Well said, Mr. McGlothin, that Prof. Tolkien stitches together the two “halves” of Beowulf with the idea of the world’s unconcern for human happiness, safety, or (especially) life. I always found the second part, fighting the dragon, to be the more compelling, since it neatly establishes that there is only one “retirement” for a hero, no matter how much glory they have accumulated previously. “There were giants in the earth in those days.”

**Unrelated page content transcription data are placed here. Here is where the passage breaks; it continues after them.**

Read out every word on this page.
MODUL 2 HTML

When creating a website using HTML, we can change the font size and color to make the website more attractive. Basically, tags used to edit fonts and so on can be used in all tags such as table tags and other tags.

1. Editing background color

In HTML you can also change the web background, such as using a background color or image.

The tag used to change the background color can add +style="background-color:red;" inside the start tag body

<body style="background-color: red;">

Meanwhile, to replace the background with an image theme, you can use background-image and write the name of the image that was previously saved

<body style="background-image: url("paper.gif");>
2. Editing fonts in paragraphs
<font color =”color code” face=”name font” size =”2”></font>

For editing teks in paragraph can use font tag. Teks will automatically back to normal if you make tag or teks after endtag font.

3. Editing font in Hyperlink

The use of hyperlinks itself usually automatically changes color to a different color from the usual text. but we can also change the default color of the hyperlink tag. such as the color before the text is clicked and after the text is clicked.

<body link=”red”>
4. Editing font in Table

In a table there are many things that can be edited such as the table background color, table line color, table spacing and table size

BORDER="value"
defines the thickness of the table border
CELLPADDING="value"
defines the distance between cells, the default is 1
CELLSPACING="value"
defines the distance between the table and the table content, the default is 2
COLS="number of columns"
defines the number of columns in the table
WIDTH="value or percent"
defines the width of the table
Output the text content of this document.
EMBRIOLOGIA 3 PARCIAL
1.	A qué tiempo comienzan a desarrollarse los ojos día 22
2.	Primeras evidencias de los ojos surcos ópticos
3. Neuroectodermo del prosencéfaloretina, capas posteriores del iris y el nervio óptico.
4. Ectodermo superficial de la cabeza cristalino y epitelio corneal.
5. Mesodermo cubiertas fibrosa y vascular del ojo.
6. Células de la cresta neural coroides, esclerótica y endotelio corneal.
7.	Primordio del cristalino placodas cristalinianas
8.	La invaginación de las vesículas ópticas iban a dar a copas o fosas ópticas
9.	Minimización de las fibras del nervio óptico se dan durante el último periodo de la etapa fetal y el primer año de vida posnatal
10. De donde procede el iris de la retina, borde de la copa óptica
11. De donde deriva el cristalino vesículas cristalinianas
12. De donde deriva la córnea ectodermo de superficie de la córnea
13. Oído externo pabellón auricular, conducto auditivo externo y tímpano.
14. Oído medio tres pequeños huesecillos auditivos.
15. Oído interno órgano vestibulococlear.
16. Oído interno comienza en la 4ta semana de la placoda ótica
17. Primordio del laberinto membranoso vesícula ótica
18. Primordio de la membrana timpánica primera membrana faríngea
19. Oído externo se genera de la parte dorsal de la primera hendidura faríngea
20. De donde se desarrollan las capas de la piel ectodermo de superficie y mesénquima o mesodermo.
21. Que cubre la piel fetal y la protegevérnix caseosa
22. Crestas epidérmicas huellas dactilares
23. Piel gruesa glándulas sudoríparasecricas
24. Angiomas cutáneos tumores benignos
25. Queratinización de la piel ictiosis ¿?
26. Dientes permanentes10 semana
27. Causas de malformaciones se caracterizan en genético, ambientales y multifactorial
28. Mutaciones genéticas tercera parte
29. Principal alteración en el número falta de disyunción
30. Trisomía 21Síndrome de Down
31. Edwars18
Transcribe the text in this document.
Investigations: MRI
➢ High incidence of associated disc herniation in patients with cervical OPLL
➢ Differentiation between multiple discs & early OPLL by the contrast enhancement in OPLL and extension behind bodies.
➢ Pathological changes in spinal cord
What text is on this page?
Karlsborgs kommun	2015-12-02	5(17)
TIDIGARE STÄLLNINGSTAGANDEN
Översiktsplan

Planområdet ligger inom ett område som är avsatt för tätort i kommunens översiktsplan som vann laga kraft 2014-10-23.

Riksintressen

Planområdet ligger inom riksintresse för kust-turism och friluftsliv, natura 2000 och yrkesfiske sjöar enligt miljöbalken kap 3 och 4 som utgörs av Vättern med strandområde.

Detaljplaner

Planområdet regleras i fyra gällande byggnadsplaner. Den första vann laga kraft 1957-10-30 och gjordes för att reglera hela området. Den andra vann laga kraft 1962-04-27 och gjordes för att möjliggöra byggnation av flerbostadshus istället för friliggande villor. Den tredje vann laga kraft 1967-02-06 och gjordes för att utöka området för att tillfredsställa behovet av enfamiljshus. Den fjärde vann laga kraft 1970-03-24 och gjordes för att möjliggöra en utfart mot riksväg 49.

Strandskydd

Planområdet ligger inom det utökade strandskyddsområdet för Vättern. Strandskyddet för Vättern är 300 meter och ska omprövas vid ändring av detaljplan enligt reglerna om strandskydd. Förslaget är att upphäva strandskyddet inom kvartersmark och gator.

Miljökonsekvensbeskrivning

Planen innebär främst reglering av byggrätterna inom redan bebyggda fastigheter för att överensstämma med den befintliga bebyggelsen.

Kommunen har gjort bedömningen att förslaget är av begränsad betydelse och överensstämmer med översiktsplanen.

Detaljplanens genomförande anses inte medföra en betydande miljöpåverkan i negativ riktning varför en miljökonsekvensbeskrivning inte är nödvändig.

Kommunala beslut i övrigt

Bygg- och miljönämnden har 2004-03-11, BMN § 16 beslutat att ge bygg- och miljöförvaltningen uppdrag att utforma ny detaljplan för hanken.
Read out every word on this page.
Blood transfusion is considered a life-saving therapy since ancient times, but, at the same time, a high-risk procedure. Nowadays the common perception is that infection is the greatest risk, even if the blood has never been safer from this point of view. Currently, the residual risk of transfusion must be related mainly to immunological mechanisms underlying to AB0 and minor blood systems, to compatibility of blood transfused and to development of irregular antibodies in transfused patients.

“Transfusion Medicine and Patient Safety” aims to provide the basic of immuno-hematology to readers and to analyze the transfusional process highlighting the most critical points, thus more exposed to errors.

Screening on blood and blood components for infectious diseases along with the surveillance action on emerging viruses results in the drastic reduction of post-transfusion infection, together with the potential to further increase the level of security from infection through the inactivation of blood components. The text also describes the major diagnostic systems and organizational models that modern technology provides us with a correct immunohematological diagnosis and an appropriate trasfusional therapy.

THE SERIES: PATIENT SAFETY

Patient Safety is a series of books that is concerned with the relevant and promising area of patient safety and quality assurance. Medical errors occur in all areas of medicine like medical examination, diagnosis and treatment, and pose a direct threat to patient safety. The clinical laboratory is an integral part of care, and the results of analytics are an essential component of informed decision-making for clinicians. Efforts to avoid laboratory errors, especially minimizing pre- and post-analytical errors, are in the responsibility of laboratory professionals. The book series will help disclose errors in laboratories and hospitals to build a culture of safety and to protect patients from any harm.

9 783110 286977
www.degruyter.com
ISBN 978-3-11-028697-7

Also, it seems that we are missing the final quoted excerpt for the essay, following “As Tolkien said elsewhere”.

James McGlothlin

Thank you Eugene for the compliment. I think you’re right about the dragon scene. My personal favorite has always been the Grendel scene. I think the building dread comes through really well there, though the dragon scene is more climactic and symbolic.

Thanks also for pointing out the editing snafu. Mr. Byrne has already fixed it.

John E. Boyle

“…a mortal hemmed in a hostile world. The monsters remained the enemies of mankind, the infantry of the old war, and became inevitably the enemies of the one God…”. Yes, that resonates with me at a very basic level.

Excellent post. Thank you, Mr. McGlothin.

James McGlothlin

Thanks for the comment John. Tolkien’s prose, in my opinion, are exquisite in this essay. He expresses himself phenomenally. The quote that most resonates with me is the last line of his tower analogy with *Beowulf*: “But from the top of that tower the man had been able to look out upon the sea.”